Seluruh informasi hukum yang ada di Klinik hukumonline.com disiapkan semata – mata untuk tujuan pendidikan dan bersifat umum (lihat Pernyataan Penyangkalanselengkapnya). Untuk mendapatkan nasihat hukum spesifik terhadap kasus Anda, konsultasikan langsung dengan Konsultan Mitra Justika.
Sebelum membahas mengenai hukumnya dipaksa mengundurkan diri dari perusahaan, kami beritahukan bahwa perbuatan penyimpangan keuangan perusahaan yang Anda lakukan dapat kami asumsikan sebuah tindak pidana penggelapan.

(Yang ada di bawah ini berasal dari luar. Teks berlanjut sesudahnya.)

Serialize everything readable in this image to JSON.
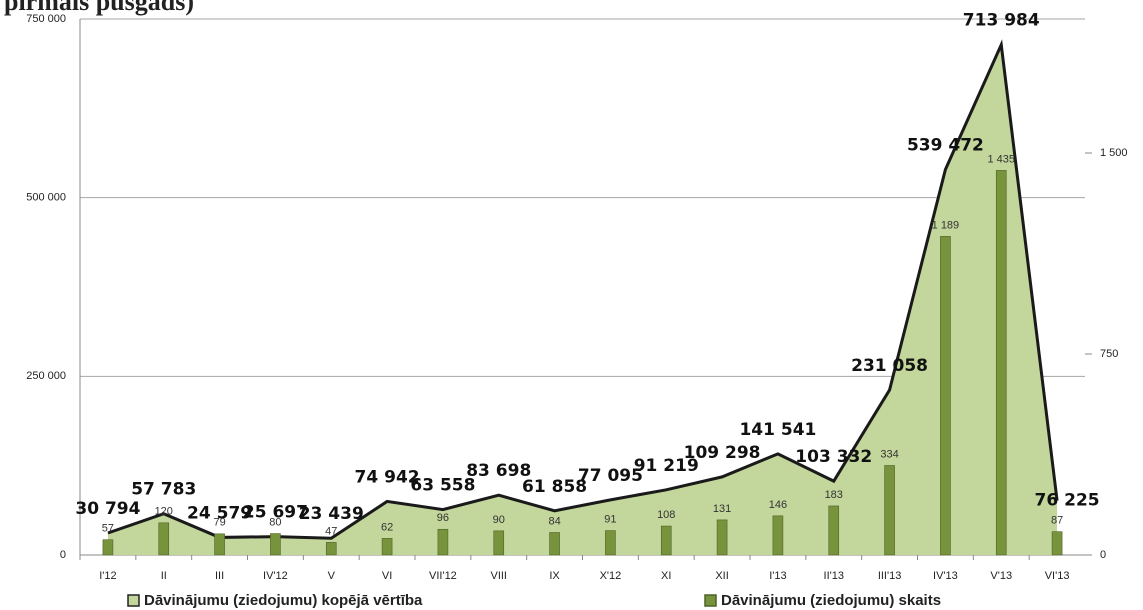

Tindak pidana penggelapan dalam hubungan kerja pada dasarnya diatur dalam KUHP lama yang pada saat artikel ini diterbitkan masih berlaku dan UU 1/2023 tentang KUHP baru yang berlaku 3 tahun sejak tanggal diundangkan,[1] yaitu tahun 2026, sebagai berikut:
Belajar Hukum Secara Online dari Pengajar Berkompeten Dengan Biaya TerjangkauMulai DariRp. 149.000
KUHP
UU 1/2023
Pasal 374
Penggelapan yang dilakukan oleh orang yang penguasaannya terhadap barang disebabkan karena ada hubungan kerja atau karena pencarian atau karena mendapat upah untuk itu, diancam dengan pidana penjara paling lama 5 tahun
Pasal 488
Dalam hal perbuatan sebagaimana dimaksud dalam Pasal 486 dilakukan oleh orang yang penguasaannya terhadap barang tersebut karena ada hubungan kerja, karena profesinya, atau karena mendapat upah untuk penguasaan barang tersebut, dipidana dengan pidana penjara paling lama 5 tahun atau pidana denda paling banyak kategori V.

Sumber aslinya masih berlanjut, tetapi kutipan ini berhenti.